Lo de Quinde merece un capítulo aparte. Hasta hace pocos años, este deportista competía en Olimpiadas Especiales, es sordo mudo de nacimiento, su afán de superación y estimulado por Jefferson Pérez lo llevó a buscar otros horizontes y hoy se ha convertido en un deportista de élite. El próximo mes de mayo, en La Coruña - España, se realizará el Mundial de la especialidad, será la competencia más importante y a la vez más difícil, seguro estoy que capitaneados por el gran Jefferson, nuestros representantes cumplirán una destacada actuación y otra vez el país tendrá un motivo para sentirse orgulloso.

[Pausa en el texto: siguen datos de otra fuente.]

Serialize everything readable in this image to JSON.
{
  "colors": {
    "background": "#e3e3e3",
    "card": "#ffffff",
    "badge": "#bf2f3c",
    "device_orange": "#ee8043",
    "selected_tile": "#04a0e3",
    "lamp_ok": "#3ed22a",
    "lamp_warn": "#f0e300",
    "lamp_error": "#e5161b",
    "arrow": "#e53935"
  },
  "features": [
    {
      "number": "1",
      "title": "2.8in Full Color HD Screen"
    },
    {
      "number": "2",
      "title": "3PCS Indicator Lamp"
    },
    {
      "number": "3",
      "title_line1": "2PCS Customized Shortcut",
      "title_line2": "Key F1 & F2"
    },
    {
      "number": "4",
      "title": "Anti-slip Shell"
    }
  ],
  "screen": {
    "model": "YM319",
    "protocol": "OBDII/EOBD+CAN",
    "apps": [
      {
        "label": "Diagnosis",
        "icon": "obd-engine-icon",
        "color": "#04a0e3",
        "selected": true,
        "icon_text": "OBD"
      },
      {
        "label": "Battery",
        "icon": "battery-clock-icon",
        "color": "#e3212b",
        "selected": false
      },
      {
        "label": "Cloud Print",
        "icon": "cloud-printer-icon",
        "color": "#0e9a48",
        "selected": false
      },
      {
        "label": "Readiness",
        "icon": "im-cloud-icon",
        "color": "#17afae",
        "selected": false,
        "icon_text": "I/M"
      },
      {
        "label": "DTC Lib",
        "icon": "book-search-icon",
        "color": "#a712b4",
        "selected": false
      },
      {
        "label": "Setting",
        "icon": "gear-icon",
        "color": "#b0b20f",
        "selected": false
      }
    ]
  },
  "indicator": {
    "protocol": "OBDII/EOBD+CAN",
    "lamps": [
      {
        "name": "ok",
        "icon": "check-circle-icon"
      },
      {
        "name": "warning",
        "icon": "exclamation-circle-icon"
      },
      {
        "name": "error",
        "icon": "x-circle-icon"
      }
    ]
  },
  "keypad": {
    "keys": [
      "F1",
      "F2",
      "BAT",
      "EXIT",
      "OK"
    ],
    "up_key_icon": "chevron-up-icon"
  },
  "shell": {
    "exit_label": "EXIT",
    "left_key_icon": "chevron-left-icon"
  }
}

La cruz, y la desilusión esta vez vino de la mano del tenis. El equipo ecuatoriano cayó sin atenuantes ante Brasil. Fue tan evidente la superioridad de los visitantes, que no hubo necesidad siquiera de disputar el quinto punto. Los hermanos Lapentti esta vez no pudieron reeditar esas memorables actuaciones de otros tiempos. La prematura lesión de Giovanni, en el primer match ante Sareta y el bajo nivel de Nicolás, que está en un proceso de recuperación, luego de la hepatitis que lo ha tenido fuera de las canchas en los últimos meses, fueron determinantes para esta estrepitosa caída. Pero más allá del resultado, si nos deja una enorme preocupación sobre el futuro del tenis ecuatoriano. No hay renovación, no aparecen jugadores con presencia y jerarquía internacional, hoy por hoy, si no están los hermanos Lapentti, prácticamente son muy pocas las posibilidades de éxito en la Copa Davis. Qué lejos parecen estar los tiempos en que con Andrés Gómez, Ricardo Icaza o el mismo Raúl Viver, actual capitán de Copa Davis, nuestro país se codeaba de igual a igual con las grandes potencias del tenis y prácticamente vivíamos dentro del grupo mundial. Hoy hay que apostar a la recuperación de Nicolás que en su mejor momento llegó a ser séptimo en el ranking de la ATP. Una recuperación que debe llegar con las ganas de seguir ganando un nombre, de seguir luchando, en definitiva con el hambre y el deseo de los que apenas comienzan. La derrota ante Brasil debe servir para que los dirigentes del tenis nacional reflexionen y replanteen sus políticas y normas de trabajo. El mayor de los Lapentti ha anunciado que en un par de años dejará la actividad, colgará la raqueta, Giovanni podrá mejorar su rendimiento y ojalá pueda llegar a estar entre los cien mejores, pero después de ellos, cuál es el futuro para el deporte blanco en nuestro país, en un deporte donde vemos a diario que elementos con 17 o 18 años son figuras mundiales y que cada día aparecen más y más jugadores con enorme talento y proyección, acá en nuestro país no pasa nada, ya que más preocupan las luchas internas o los intereses personales, que trabajar en busca de elementos que le vuelvan a dar a nuestro tenis el lugar que siempre ocupó. Por el momento no queda más que trabajar para superar el escollo que nos permita mantener al menos el cupo dentro del grupo 1 de la zona americana.